Neben der Hoffnung, dass die Regierung in den Entschädigungsfragen ihr Tempo einhält, bleiben Zweifel: So argumentierte Finanzminister Karl-Heinz Grasser vor einigen Tagen, die derzeit von der Regierung angebotenen 2,46 Milliarden Schilling für den NS-Opferfonds stellten eine Obergrenze dar. Höhere Forderungen würden die "Bereitschaft der österreichischen Bevölkerung" überstrapazieren. Derartige Sprache ist leider altbekannt: Mit solchem Hinweis auf die angeblichen Gefühle der Bevölkerung wurden die Entschädigungen der jüdischen NS-Opfer seit Kriegsende verschleppt.

Bei der Enthüllung des Schoa-Mahnmals am Wiener Judenplatz glänzte - weil nicht eingeladen - die Bundesregierung durch Abwesenheit. Auch diese Tatsache zeigt, wie weit Österreich noch davon entfernt ist, mit sich ins Reine zu kommen. Eine nationale Bedenkstätte wie der neu gestaltete Wiener Judenplatz müsste auch ein Ort sein, an dem sich jede Regierung unmiss- und selbstverständlich zur Geschichte Österreichs im 20. Jahrhundert bekennt: "Da gibt es kein Ausweichen oder Wegschauen, kein Verständnis oder Zugeständnis", sagte Bundespräsident Thomas Klestil bei der Enthüllung des Mahnmals. Solange jedoch die derzeitige österreichische Bundesregierung dieses Bekenntnis nicht spricht - oder sprechen kann, weil es ihr die Nachkommen der Opfer nicht abnehmen - ist Österreich mit seiner Geschichte eben nicht im Reinen.

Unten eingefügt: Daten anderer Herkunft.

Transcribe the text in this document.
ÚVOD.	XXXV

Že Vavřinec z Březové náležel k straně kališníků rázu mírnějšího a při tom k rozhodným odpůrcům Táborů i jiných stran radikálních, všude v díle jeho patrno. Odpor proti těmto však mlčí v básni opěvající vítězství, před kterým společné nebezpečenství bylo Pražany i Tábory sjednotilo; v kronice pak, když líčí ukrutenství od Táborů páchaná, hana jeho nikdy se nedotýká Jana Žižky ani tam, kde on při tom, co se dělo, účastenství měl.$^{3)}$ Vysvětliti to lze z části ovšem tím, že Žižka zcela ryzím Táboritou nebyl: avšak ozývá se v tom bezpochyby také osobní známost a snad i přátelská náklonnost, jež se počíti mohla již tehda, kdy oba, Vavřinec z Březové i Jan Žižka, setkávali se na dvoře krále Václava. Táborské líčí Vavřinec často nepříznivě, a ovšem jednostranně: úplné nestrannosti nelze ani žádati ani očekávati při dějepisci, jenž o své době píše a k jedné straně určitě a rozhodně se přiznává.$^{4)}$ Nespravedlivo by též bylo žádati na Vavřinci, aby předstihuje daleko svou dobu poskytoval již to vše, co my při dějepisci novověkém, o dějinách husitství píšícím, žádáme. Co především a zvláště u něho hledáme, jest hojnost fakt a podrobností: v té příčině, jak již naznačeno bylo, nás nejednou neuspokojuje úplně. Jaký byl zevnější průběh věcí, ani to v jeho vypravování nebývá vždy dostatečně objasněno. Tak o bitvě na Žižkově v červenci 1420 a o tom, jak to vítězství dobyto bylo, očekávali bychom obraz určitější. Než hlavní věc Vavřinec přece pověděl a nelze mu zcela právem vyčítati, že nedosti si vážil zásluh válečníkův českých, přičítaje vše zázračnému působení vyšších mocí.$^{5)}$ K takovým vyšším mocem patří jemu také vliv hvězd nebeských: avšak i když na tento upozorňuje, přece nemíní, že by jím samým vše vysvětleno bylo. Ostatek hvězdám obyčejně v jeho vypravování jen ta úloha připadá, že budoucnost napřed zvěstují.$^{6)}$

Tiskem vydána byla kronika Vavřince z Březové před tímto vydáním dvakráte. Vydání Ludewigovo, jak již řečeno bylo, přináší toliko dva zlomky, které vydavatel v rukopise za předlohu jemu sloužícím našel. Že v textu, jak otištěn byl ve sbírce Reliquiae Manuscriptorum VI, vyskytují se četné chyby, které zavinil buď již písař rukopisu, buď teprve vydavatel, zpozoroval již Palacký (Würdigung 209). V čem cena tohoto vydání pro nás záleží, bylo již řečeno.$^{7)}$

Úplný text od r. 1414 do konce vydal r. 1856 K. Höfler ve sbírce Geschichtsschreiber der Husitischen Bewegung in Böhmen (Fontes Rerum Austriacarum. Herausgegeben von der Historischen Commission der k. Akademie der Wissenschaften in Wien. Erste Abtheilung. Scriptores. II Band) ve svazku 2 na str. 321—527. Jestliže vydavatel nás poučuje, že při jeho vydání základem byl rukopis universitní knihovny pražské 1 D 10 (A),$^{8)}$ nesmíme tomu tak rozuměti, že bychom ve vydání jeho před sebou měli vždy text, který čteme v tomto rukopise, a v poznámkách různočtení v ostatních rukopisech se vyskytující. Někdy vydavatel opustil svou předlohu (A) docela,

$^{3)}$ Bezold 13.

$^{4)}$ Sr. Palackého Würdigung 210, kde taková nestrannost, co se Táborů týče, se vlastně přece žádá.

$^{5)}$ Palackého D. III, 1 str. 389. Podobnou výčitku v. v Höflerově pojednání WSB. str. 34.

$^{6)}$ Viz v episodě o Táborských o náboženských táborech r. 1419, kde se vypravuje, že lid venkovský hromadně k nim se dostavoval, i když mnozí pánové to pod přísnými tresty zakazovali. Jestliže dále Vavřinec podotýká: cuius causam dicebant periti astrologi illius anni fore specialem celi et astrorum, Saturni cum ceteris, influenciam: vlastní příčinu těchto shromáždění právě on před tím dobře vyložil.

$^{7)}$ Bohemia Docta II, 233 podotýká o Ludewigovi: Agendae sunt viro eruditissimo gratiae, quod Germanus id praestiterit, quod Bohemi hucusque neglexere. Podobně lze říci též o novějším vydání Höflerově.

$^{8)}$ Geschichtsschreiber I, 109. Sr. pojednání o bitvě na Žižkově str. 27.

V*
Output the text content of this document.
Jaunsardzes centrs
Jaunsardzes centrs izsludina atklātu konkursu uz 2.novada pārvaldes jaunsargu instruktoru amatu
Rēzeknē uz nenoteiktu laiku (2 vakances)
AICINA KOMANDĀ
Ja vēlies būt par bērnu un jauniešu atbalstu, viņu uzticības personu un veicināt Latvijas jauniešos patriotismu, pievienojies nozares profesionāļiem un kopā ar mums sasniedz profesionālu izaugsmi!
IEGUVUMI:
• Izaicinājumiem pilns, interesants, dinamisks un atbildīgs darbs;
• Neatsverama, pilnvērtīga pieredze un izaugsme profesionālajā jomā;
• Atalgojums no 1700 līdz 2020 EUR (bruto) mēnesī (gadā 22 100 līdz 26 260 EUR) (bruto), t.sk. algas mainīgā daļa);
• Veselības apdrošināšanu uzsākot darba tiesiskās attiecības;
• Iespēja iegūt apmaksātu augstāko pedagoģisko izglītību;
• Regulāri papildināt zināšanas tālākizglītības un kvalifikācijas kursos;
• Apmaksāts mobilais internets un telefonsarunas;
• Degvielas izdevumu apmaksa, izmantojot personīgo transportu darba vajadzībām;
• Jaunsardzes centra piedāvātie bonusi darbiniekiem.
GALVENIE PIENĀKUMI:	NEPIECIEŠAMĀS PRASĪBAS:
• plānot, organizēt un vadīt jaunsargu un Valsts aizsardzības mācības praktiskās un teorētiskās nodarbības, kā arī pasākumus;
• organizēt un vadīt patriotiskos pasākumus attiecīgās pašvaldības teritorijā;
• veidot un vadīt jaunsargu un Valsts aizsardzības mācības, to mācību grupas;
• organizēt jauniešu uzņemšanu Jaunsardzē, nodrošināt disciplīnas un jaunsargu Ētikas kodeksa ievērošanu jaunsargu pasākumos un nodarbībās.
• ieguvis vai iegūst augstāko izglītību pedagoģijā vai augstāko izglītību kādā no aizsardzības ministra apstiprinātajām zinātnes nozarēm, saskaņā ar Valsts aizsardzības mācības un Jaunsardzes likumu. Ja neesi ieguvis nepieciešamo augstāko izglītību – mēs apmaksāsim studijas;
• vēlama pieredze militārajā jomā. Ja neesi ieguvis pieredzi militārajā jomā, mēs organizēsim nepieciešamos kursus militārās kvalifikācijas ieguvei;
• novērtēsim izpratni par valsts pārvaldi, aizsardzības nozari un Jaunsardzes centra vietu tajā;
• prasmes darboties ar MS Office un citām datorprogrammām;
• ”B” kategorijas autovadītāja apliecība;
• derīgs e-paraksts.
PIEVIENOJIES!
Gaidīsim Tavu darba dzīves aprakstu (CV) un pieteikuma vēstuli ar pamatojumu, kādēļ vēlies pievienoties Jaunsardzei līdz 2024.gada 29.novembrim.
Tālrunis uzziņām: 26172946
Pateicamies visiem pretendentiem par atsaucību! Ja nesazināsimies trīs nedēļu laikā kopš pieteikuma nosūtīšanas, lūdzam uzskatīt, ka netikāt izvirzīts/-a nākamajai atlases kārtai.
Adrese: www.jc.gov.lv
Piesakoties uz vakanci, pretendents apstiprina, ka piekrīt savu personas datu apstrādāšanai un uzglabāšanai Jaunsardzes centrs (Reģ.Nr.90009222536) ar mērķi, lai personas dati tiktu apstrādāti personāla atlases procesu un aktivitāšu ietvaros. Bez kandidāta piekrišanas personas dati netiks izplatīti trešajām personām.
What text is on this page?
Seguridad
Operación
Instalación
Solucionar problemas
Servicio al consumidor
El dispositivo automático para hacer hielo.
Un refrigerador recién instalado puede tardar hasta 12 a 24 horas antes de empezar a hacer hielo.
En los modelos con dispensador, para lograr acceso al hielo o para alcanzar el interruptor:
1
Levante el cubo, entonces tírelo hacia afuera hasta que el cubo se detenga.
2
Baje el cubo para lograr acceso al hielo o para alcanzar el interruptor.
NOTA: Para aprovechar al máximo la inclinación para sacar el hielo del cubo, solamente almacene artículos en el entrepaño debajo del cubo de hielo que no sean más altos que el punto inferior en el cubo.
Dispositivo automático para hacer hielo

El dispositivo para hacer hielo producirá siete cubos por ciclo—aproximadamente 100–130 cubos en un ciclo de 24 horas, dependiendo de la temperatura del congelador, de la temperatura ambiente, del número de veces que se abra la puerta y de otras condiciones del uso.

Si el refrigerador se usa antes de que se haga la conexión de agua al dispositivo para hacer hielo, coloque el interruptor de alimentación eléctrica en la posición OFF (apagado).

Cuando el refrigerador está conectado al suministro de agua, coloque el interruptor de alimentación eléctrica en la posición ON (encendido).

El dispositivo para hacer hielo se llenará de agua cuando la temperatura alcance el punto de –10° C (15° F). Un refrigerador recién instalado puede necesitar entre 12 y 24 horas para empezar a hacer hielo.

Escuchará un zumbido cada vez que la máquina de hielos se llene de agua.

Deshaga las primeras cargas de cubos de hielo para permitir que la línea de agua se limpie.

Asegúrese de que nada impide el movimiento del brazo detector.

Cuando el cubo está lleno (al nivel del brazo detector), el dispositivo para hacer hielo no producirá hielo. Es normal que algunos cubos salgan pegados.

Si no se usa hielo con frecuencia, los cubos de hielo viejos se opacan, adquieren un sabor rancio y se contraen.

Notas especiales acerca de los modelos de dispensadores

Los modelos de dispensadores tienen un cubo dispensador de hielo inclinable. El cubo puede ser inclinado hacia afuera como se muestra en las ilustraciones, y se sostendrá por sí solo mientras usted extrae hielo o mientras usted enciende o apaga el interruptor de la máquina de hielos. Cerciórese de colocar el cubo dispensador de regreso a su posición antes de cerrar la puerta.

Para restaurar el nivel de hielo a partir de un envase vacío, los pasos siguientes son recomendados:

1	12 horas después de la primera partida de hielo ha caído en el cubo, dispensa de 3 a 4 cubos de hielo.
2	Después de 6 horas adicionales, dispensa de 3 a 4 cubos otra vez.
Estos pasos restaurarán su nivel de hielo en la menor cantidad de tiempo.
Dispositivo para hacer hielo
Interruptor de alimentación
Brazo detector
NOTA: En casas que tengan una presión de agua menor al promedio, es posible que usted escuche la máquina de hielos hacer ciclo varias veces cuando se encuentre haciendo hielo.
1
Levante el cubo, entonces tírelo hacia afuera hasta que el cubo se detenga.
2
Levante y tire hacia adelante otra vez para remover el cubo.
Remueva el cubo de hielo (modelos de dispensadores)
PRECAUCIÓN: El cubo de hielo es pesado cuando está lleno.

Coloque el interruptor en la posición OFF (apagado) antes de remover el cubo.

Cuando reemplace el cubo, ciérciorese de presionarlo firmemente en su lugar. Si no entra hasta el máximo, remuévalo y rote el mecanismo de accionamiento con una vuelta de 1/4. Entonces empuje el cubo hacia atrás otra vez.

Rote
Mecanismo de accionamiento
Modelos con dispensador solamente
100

In diesem Zusammenhang betrifft die Forderung nach glaubwürdiger "Reinigung" des Gedächntisses natürlich in erster Linie die Minister und Politiker aus den Reihen der FPÖ: Ihnen eine unzweideutige Haltung zu Geschichte, Vorgeschichte und Nachwirkung des Nationalsozialismus konzedieren zu können, wäre ein Teil jenes historischen Schrittes, den die Welt von Österreich immer noch erwartet.